出典:日刊工業新聞2019年11月21日


今後の課題は別枠の“イベーション予算”

出典:日刊工業新聞2019年11月19日

 政府が検討する科学技術基本法改正案の骨格が固まった。基本法の理念や目的を自然科学中心の従来型の科学技術振興から、経済的・社会的・公共的価値を創造するイノベーション(技術革新)までカバーする範囲を広げ、明確に定義する。環境整備や人材育成では、科学技術の成果の実用化を担うベンチャーや起業家が対象に加わる可能性がある。科学技術予算の範囲が大きく変わり、別枠の“イノベーション予算”の検討などが今後の課題となる。

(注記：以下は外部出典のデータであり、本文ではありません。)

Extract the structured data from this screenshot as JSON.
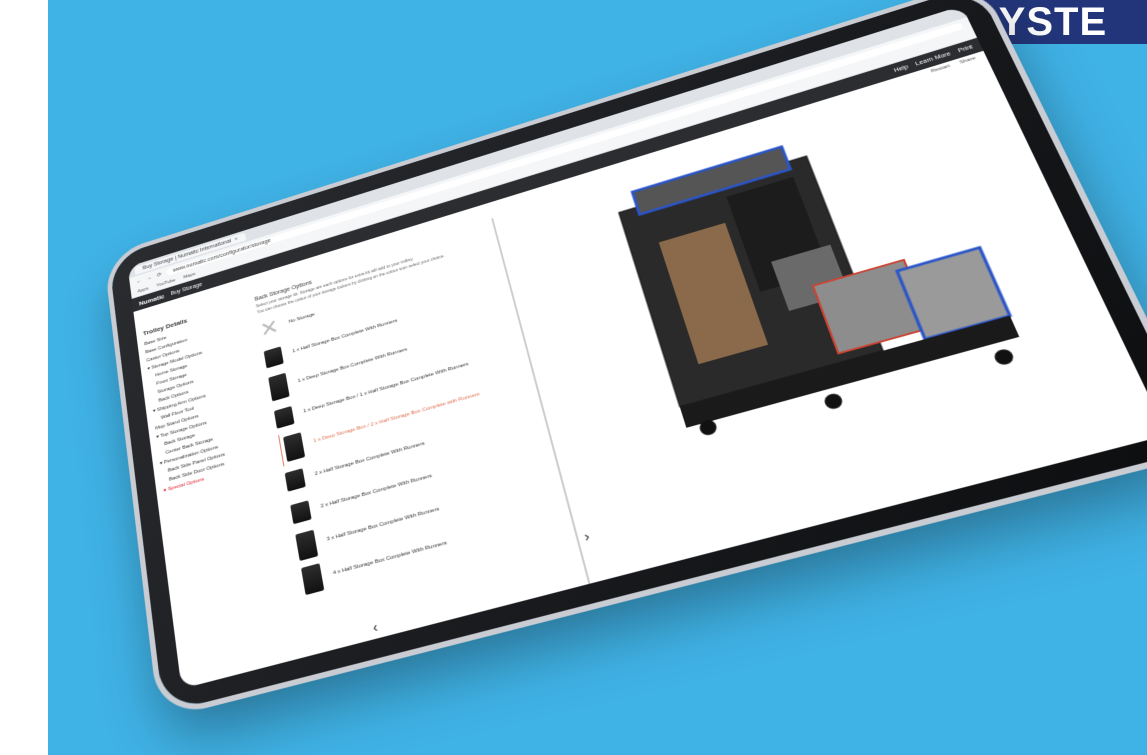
{
  "brand_badge": "SYSTE",
  "browser": {
    "tab_title": "Buy Storage | Numatic International",
    "tab_close": "×",
    "nav_back": "←",
    "nav_forward": "→",
    "nav_reload": "⟳",
    "url": "www.numatic.com/configurator/storage",
    "bookmarks": [
      "Apps",
      "YouTube",
      "Maps"
    ]
  },
  "app": {
    "logo": "Numatic",
    "section": "Buy Storage",
    "links": [
      "Help",
      "Learn More",
      "Print"
    ],
    "sub_links": [
      "Restart",
      "Share"
    ]
  },
  "left_nav": {
    "title": "Trolley Details",
    "items": [
      {
        "label": "Base Size",
        "indent": false,
        "red": false
      },
      {
        "label": "Base Configuration",
        "indent": false,
        "red": false
      },
      {
        "label": "Castor Options",
        "indent": false,
        "red": false
      },
      {
        "label": "▾ Storage Model Options",
        "indent": false,
        "red": false
      },
      {
        "label": "Home Storage",
        "indent": true,
        "red": false
      },
      {
        "label": "Front Storage",
        "indent": true,
        "red": false
      },
      {
        "label": "Storage Options",
        "indent": true,
        "red": false
      },
      {
        "label": "Back Options",
        "indent": true,
        "red": false
      },
      {
        "label": "▾ Shipping Arm Options",
        "indent": false,
        "red": false
      },
      {
        "label": "Wall Floor Tool",
        "indent": true,
        "red": false
      },
      {
        "label": "Mop Stand Options",
        "indent": false,
        "red": false
      },
      {
        "label": "▾ Top Storage Options",
        "indent": false,
        "red": false
      },
      {
        "label": "Back Storage",
        "indent": true,
        "red": false
      },
      {
        "label": "Center Back Storage",
        "indent": true,
        "red": false
      },
      {
        "label": "▾ Personalization Options",
        "indent": false,
        "red": false
      },
      {
        "label": "Back Side Panel Options",
        "indent": true,
        "red": false
      },
      {
        "label": "Back Side Door Options",
        "indent": true,
        "red": false
      },
      {
        "label": "● Special Options",
        "indent": false,
        "red": true
      }
    ]
  },
  "options_panel": {
    "heading": "Back Storage Options",
    "desc_1": "Select your storage kit. Storage are each options for extra kit will add to your trolley.",
    "desc_2": "You can choose the colour of your storage lockers by clicking on the colour icon select your choice.",
    "items": [
      {
        "label": "No Storage",
        "type": "none",
        "selected": false
      },
      {
        "label": "1 x Half Storage Box Complete With Runners",
        "type": "box",
        "selected": false
      },
      {
        "label": "1 x Deep Storage Box Complete With Runners",
        "type": "tall",
        "selected": false
      },
      {
        "label": "1 x Deep Storage Box / 1 x Half Storage Box Complete With Runners",
        "type": "box",
        "selected": false
      },
      {
        "label": "1 x Deep Storage Box / 2 x Half Storage Box Complete with Runners",
        "type": "tall",
        "selected": true
      },
      {
        "label": "2 x Half Storage Box Complete With Runners",
        "type": "box",
        "selected": false
      },
      {
        "label": "2 x Half Storage Box Complete With Runners",
        "type": "box",
        "selected": false
      },
      {
        "label": "3 x Half Storage Box Complete With Runners",
        "type": "tall",
        "selected": false
      },
      {
        "label": "4 x Half Storage Box Complete With Runners",
        "type": "tall",
        "selected": false
      }
    ],
    "arrow_left": "‹"
  },
  "viewer": {
    "arrow_right": "›"
  },
  "colors": {
    "background": "#3fb2e6",
    "badge": "#22357a",
    "selected": "#e07050"
  }
}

 政府は20日に開く総合科学技術・イノベーション会議(CSTI、議長=安倍晋三首相)ワーキンググループの会合で報告書を公表する。

 1995年施行の科学技術基本法は、科学技術創造立国に向けた科学技術振興を掲げ、96年度から5年ごとに科学技術基本計画を策定するよう定めている。約四半世紀がたち、時代にそぐわない面が目立っていた。改正法案を20年の通常国会に提出、可決・成立させ、21年度から始まる第6期の科学技術基本計画に反映させる。

 改正の柱の一つは科学技術・イノベーション(STI)の明確な定義付けだ。イノベーションは第3期基本計画以降、その重要度が高まり、科学技術振興を基本理念とする現行法とのズレが大きくなっている。法改正に伴い、基本計画の記述も科学技術関係者の視点でなく、恩恵を受ける個人・社会の視点へと広げる。

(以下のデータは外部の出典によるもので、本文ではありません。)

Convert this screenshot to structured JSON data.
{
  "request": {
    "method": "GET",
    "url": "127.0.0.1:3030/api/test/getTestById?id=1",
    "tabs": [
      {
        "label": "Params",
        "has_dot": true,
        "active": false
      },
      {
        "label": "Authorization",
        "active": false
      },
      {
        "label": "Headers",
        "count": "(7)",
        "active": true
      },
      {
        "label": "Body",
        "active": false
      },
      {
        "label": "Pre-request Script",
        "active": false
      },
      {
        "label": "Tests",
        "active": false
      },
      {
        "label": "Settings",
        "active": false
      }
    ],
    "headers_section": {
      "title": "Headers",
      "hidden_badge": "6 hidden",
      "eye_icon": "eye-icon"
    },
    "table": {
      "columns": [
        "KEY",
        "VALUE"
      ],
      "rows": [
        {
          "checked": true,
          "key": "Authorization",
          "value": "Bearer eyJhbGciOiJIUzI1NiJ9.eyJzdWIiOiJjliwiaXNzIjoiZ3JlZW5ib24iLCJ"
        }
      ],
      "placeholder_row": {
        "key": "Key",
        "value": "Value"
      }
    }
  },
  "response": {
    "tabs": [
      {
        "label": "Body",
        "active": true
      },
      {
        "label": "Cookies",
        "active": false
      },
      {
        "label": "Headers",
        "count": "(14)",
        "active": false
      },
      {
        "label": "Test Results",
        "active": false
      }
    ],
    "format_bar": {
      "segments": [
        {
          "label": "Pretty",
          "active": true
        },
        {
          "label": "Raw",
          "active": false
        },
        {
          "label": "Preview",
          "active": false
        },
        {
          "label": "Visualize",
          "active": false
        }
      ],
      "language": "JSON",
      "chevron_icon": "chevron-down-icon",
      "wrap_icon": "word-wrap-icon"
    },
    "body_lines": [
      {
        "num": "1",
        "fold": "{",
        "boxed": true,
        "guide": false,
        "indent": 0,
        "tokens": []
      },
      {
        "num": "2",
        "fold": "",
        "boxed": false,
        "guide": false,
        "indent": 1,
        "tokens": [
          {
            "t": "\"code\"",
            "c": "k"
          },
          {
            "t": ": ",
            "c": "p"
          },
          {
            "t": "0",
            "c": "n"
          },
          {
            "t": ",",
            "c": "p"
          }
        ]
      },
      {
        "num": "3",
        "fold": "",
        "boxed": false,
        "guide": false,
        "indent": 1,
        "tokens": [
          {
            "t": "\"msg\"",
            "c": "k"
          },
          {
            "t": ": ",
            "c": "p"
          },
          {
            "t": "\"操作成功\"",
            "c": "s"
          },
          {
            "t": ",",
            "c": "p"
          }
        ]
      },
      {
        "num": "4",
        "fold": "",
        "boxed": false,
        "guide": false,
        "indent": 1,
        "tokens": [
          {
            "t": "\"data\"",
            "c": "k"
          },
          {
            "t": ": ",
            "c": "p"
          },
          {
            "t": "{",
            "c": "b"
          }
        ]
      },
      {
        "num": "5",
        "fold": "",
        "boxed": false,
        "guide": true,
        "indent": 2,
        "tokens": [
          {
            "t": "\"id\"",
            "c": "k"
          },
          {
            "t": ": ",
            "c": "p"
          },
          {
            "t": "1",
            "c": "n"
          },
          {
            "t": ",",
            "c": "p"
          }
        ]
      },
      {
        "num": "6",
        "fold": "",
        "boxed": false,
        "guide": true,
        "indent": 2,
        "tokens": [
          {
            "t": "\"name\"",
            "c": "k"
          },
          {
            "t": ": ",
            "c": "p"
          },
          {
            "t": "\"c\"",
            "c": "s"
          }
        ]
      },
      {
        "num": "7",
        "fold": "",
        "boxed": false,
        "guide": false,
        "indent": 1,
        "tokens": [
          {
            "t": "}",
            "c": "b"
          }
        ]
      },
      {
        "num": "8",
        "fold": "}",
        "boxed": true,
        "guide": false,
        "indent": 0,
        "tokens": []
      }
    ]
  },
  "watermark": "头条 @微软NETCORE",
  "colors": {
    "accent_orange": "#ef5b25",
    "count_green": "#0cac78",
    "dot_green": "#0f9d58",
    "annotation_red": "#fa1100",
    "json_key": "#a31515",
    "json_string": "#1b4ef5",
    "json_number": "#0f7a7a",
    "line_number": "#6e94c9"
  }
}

 合わせて自然科学、人文科学、社会科学の各研究分野のうち、従来の基本法の対象が「人文科学のみに関わるものを除く」とあるのを修正する。政府の研究振興や女性研究者支援が自然科学に偏る点が解消され、イノベーション創出に向けた研究分野や人材の総合支援が実現する。

 STIの観点が導入されることで科学技術関係予算の範囲も大幅に変わる。現状では自然科学の最先端技術が大きな位置を占める。しかし既知の手法によるモノやサービス、価値を創出する事業もイノベーションに含まれる。そのためSTI政策で、科学技術予算とは別の“イノベーション予算”の検討を20年度以降に行うとしている。

山本佳世子
山本佳世子 Yamamoto Kayoko 編集局科学技術部 論説委員兼編集委員
ベンチャーや起業家も科技基本法の対象になる可能性がある、という点にまず、引きつけられた。科技基本計画においてイノベーションという言葉は浸透しており、「なぜ今更、イノベーションを含むと再定義する必要があるのだろう」と不思議に思っていたからだ。さらに対象が広がればその影響は大きく、予算の枠組みが大きく変わるかもしれない、ともいう。政府の文書作成は言葉の表現に敏感で、「どちらでも同じ、大差ないのでは?」と思うことが少なくなかった。しかし今回のケースで「文言でどのように表現されるかが重要だ」という意味を、理解することができた。